What International Women’s Day Taught Me About The Unflappable Events Industry
It’s Monday, March 8th, 2021, and I feel buoyant and excited for the day. This is very uncharacteristic for a typical Monday morning. But this one is a little different. It’s not only a sunny morning (very atypical for early March in the Pacific Northwest), but it’s International Women’s Day. It’s a day dedicated to saluting women’s cultural, political, and socioeconomic achievements and the continued journey towards gender parity. And I’m lucky to have the day off. Besides the sunshine, my company, MCW Events, made March 8th a company holiday to allow our team time to celebrate and rally for women’s equality. After a turbulent year of unprecedented challenges, this day of reflection and action has never felt more necessary.
As I take time to reflect, I remember the first time I genuinely understood how gender bias and discrimination were embedded in our world. I was 7 years old and the proud twin sister of a real-life girl scout. My twin was asked to participate in a local holiday parade with her troop of about 12 other girls. They planned to wear Santa Hats and fasten felt wreaths to the back of their little brown vests. I was very excited for my sister and arrived at the closed-off street in the middle of town early to get a front-row view. The parade was full of everything my 7-year-old self wanted: kids from my school dressed up as elves, a Santa who threw candy at the crowd, and the middle school choir singing holiday carols. My sister’s troop was early in the parade’s lineup, placed right after the local troop of boy-scouts. I’ll never forget the announcer introducing the boy-scouts as “our future leaders” when they turned the corner and arrived on the roped-off block of our town’s main street. Then my sister’s troop turned the same corner, and the announcer continued in his unwavering enthusiasm. “And here come the girls,” he said. “Look at their creative and coordinated outfits. I bet they’re having a lot of fun!”
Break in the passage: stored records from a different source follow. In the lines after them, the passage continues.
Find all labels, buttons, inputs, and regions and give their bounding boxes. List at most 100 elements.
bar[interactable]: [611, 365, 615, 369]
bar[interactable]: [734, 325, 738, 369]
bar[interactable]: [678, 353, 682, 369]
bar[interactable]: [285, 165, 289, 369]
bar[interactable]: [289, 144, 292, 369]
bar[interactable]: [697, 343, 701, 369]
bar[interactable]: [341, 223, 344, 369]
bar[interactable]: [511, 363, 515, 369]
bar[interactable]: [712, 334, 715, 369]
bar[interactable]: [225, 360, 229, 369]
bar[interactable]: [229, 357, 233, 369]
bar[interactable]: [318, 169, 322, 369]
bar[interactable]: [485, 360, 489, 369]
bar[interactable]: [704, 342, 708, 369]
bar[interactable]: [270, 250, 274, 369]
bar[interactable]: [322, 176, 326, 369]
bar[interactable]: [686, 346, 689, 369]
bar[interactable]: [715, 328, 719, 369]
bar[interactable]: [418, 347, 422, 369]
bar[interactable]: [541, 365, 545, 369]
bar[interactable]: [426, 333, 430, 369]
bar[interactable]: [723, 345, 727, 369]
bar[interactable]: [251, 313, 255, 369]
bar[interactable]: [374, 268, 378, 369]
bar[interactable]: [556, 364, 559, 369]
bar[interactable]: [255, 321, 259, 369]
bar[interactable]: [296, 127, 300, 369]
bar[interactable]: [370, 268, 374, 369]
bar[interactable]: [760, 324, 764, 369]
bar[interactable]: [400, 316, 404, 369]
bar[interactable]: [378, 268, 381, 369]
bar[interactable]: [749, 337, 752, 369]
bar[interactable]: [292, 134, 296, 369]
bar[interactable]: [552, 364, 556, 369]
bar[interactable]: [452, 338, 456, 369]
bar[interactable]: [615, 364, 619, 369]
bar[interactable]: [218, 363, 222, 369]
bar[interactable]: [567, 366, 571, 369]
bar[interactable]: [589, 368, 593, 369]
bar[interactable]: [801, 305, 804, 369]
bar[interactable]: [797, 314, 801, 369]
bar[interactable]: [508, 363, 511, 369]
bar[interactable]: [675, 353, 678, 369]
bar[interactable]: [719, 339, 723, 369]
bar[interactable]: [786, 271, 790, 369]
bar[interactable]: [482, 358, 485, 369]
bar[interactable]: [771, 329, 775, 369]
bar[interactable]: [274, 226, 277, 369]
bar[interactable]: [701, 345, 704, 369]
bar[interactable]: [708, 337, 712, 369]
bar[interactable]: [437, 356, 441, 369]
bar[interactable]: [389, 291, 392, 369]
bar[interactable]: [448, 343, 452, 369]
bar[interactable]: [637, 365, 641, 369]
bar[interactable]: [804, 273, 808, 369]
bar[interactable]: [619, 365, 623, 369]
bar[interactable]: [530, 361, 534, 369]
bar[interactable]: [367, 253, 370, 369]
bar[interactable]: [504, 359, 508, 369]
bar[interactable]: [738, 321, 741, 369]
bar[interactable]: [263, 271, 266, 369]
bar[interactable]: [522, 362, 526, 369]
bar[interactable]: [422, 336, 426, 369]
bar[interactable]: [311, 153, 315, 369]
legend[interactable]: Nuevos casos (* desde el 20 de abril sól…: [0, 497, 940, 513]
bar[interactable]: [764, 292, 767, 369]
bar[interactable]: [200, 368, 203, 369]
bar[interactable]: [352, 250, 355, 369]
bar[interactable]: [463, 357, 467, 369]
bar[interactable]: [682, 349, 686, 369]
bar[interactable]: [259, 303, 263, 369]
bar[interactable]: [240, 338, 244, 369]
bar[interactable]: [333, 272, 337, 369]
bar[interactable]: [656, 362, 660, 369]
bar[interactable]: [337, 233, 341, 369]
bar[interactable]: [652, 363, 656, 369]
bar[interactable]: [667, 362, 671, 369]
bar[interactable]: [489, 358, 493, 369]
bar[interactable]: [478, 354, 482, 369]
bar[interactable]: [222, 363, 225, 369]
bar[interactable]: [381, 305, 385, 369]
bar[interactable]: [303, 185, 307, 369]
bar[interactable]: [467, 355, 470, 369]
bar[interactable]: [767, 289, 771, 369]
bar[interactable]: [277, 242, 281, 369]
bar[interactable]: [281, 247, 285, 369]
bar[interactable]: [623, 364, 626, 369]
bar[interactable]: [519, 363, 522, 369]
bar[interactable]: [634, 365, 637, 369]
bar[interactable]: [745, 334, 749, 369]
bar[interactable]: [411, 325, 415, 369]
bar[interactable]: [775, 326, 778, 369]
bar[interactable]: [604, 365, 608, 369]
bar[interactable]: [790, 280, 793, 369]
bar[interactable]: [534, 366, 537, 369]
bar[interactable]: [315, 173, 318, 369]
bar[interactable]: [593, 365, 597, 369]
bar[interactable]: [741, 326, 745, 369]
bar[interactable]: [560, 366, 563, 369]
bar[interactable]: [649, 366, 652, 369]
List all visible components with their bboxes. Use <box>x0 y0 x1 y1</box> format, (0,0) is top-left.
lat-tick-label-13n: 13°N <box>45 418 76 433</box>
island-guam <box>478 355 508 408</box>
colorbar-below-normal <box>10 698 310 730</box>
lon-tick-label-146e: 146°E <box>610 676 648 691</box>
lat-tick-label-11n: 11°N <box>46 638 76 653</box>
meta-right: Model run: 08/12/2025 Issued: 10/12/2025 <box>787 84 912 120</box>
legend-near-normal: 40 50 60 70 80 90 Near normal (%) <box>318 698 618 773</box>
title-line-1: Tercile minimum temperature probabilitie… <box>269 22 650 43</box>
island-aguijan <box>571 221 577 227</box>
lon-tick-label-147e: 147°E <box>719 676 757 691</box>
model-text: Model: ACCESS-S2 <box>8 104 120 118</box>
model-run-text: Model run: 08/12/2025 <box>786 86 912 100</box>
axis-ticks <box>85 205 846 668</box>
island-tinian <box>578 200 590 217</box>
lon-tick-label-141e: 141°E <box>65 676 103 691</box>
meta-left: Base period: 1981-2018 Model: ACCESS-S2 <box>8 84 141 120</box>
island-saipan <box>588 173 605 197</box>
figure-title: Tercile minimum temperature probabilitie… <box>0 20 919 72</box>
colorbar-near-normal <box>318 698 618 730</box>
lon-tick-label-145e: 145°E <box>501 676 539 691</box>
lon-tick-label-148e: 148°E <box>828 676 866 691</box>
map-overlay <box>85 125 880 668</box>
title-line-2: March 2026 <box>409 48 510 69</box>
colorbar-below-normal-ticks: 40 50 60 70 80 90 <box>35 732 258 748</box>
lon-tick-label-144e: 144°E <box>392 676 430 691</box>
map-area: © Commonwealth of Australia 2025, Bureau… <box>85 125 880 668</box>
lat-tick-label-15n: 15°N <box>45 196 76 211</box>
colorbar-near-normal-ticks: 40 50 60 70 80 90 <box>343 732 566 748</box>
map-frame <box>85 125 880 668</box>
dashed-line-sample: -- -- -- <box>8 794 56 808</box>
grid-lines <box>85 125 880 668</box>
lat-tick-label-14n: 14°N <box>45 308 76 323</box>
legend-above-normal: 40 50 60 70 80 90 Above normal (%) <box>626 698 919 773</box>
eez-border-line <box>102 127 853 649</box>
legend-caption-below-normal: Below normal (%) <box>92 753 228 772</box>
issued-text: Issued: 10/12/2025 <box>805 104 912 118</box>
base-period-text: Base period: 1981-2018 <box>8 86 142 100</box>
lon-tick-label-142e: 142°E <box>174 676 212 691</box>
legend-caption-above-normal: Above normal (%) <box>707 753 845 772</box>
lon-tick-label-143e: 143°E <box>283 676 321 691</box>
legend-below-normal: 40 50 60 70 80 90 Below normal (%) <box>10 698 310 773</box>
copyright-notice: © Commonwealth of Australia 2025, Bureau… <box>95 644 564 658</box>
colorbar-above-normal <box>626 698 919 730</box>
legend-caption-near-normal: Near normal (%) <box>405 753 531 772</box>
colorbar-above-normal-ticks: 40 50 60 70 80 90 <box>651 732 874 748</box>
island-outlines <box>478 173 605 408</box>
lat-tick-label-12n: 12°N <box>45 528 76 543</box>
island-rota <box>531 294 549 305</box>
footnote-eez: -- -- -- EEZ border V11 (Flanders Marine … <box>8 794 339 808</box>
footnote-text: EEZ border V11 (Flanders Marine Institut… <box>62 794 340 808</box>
Sure, my sister’s troop looked like they were having way more fun than the boys. They also demonstrated creativity, coordination, forethought, and planning in their parade debut. But why weren’t these things considered the characteristics of tomorrow’s future leaders? Why were the boys taken seriously while the girls were just having a good time?
More than 25 years later, I’m fortunate to be working in the event industry. Not only are we an industry that thrives off of solving problems, conquering challenges, thinking on our feet, and now the ever-so-prevalent pivoting brought on by a global pandemic, but this country’s meeting, convention, and event planners are made up of more than 77% women. This year, International Women’s Day invites us all to “Choose to Challenge.” This call to action asks us to challenge and combat gender bias and inequality and reminds us not to shy away from facing challenges head-on. In a time when the ability to reimagine the event world’s status quo has never been more necessary, it’s the very skills that my sister’s troop demonstrated (creativity, coordination, and the ability to have fun) that have led this industry through this recent transformation. Challenges permit us to showcase our expertise, lean into our creativity, and allow us, an industry led by women, to turn a catastrophic year of canceled events into a reimagined and flourishing experience.
MCW Events is the perfect microcosm to encapsulate just how much the event world has changed over the last 12 months and how women have led the charge of reexamining, modifying, and evolving. The MCW Events team includes 20 passionate event planners and visionaries, 75% of which are women. As part of this team, I was fortunate enough to get an intimate and collaborative view of my female colleagues leading this charge of reimagining an industry that many of us have known as an absolute for years, if not decades. It was in them that I saw so much experience, expertise, and unruffled mentality come together to not only keep us afloat in the event world but come out stronger. My colleagues demonstrated all of the characteristics that the parade announcer attributed to my sister’s girl scout troop: creativity, coordination, and enjoyment. But he missed one crucial thing. These women, my colleagues, are leaders.